In the $y$ coordinate system, the ellipses $L(x)=k$ for constant parameter $k$ can be expressed parametrically as


Figure A. 1 : Extremes of Quantization

$$
\begin{align*}
& y_{1}=\frac{k}{\sqrt{\mu_{1}}} \cos (\tau)  \tag{A.1a}\\
& y_{2}=\frac{k}{\sqrt{\mu_{2}}} \sin (\tau) \tag{A.1b}
\end{align*}
$$

where $\tau$ is an angular parameter ranging from zero to $2 \pi$ as the ellipse is traversed in the counter-clockwise direction from the $y_{1}$ axis. The slope of the ellipses in the $y$ coordinate system can be determined by differentiating (A.1) to yield

$$
\begin{equation*}
\frac{d y_{2}}{d y_{1}}=-\sqrt{\mu_{1} / \mu_{2}} \cot (\tau) \tag{A.2}
\end{equation*}
$$

which is independent of the arbitrary constant $k$ and monotonically increasing with $\tau$ in the range zero to $\pi$. If $\hat{x}_{0}$ is the bounding point determined from $x_{0}$ as discussed above, then it represents a larger value of the angular parameter $\tau$ than the point $x_{0}$ does. Thus for any $x_{0}$ on the ellipse bounding the shaded region of figure A.1, the slope of the ellipse at $x_{0}$ is smaller than the slope of the ellipse $L(x)=L\left(\hat{X}_{0}\right)$ at $\hat{X}_{0}$. Motion of the point $x_{0}$ clockwise must thus decrease the value of $L\left(\hat{x}_{0}\right)$, and counter-clockwise motion of $x_{0}$ must increase the value of $L\left(\hat{X}_{0}\right)$. This situation is illustrated in figure A.2. The same argument can be applied when $x_{0}$ is assumed to lie on the ellipse in the unshaded region of the first quadrant, except here the maximum increase in $L(x)$ is bounded by the value obtained when the $x_{1}$ component remains unchanged and the $x_{2}$ component changes by one, and the value of $L\left(X_{0}\right)$ increases as $x_{0}$ moves clockwise around the ellipse. Points $U$ and $V$ in figure $A .1$ represent the extremes of counter-clockwise or clockwise motion of $x_{0}$ in the first quadrant, and thus either $L(U)$ or $L(V)$ bounds the maximum value of $L\left(\hat{X}_{0}\right)$ when $x_{0}$ lies on the ellipse $L(x)=c$.

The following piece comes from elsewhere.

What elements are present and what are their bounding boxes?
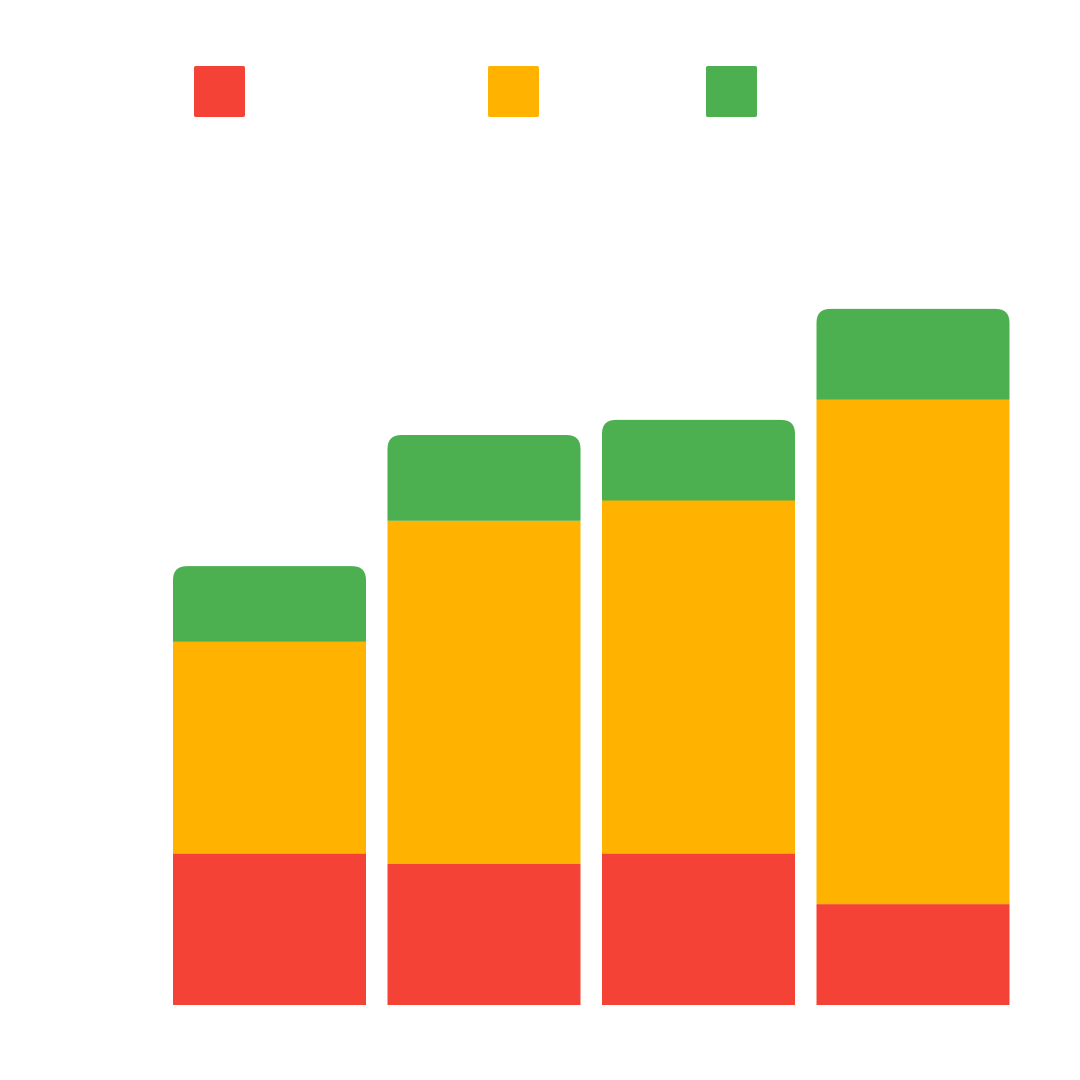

From figure A. 1 it can be seen that $L(U)<L(U)$. The point $U$ ' can be determined by simple geometry if the angle $\psi$ is known. Figure A. 3 shows an expanded view of the geometry defining $\psi$ and $\Delta$ in the following equations. Since $\psi$ is simply the inverse tangent of the slope of the ellipse (in the $y$ coordinate system) where it crosses the $x_{2}$ axis, (A.2) immediately gives


Figure A.2 : Motion of $\mathrm{P}_{\boldsymbol{\theta}}$ with $\mathrm{x}_{\boldsymbol{\theta}}$


Figure A. 3 : Geometry Defining $\psi$

$$
\begin{equation*}
\psi=\tan ^{-1}\left(-\sqrt{\mu_{2} / \mu_{1}} \tan (90+\theta)\right)=\tan ^{-1}\left(\sqrt{\mu_{2} / \mu_{1}} \cot (\theta)\right) \tag{A.3}
\end{equation*}
$$

from which the distance between points $U$ ' and $W$ (denoted $\Delta$ ) can be expressed as

$$
\begin{gather*}
\Delta=\frac{1}{\tan (\theta+\psi)}=\frac{1-\tan (\theta) \tan (\psi)}{\tan (\theta)+\tan (\psi)}  \tag{A.4a}\\
=\frac{1-\sqrt{\mu_{2} / \mu_{1}}}{\tan (\theta)+\sqrt{\mu_{2} / \mu_{1}} \cot (\theta)} \tag{A.4b}
\end{gather*}
$$

However using (A.1) we find

$$
\begin{gather*}
\Delta^{2}=\frac{\left[L\left(U^{\prime}\right)-L(W)\right]^{2} \cos ^{2}(90+\theta)}{\mu_{1}}+\frac{\left[L\left(U^{\prime}\right)-L(W)\right]^{2} \sin ^{2}(90+\theta)}{\mu_{2}}  \tag{A.5a}\\
=[L(U)-L(W)]^{2}\left\{\frac{\sin ^{2}(\theta)}{\mu_{1}}+\frac{\cos ^{2}(\theta)}{\mu_{2}}\right\} \tag{A.5b}
\end{gather*}
$$

which gives

$$
\begin{equation*}
L\left(U^{\prime}\right)-L(W)=\frac{\Delta \sqrt{\mu_{1} \mu_{2}}}{\left[\mu_{1} \cos ^{2}(\theta)+\mu_{2} \sin ^{2}(\theta)\right]^{1 / 2}} . \tag{A.6}
\end{equation*}
$$

Exactly the same analysis can be performed at $V$, the only difference being that $\theta$ is replaced by $90-\theta$ so that

$$
\begin{equation*}
L\left(x_{0}\right)-L\left(x_{0}\right)<\max _{\{\phi=0,90-\theta\}}\left[\frac{\Delta \sqrt{\mu_{1} \mu_{2}}}{\left[\mu_{1} \cos ^{2}(\phi)+\mu_{2} \sin ^{2}(\phi)\right]^{1 / 2}}\right] \tag{A.7}
\end{equation*}
$$

where

$$
\begin{equation*}
\Delta=\frac{1-\sqrt{\mu_{2} / \mu_{1}}}{\tan (\phi)+\sqrt{\mu_{2} / \mu_{1}} \cot (\phi)} \tag{A.8}
\end{equation*}
$$

which is the desired result ((A.7) and (A.8) are identical to (4.32) and (4.33) if $\phi$ is replaced by $90-\phi$ and $\Delta$ is replaced by $\delta$ ).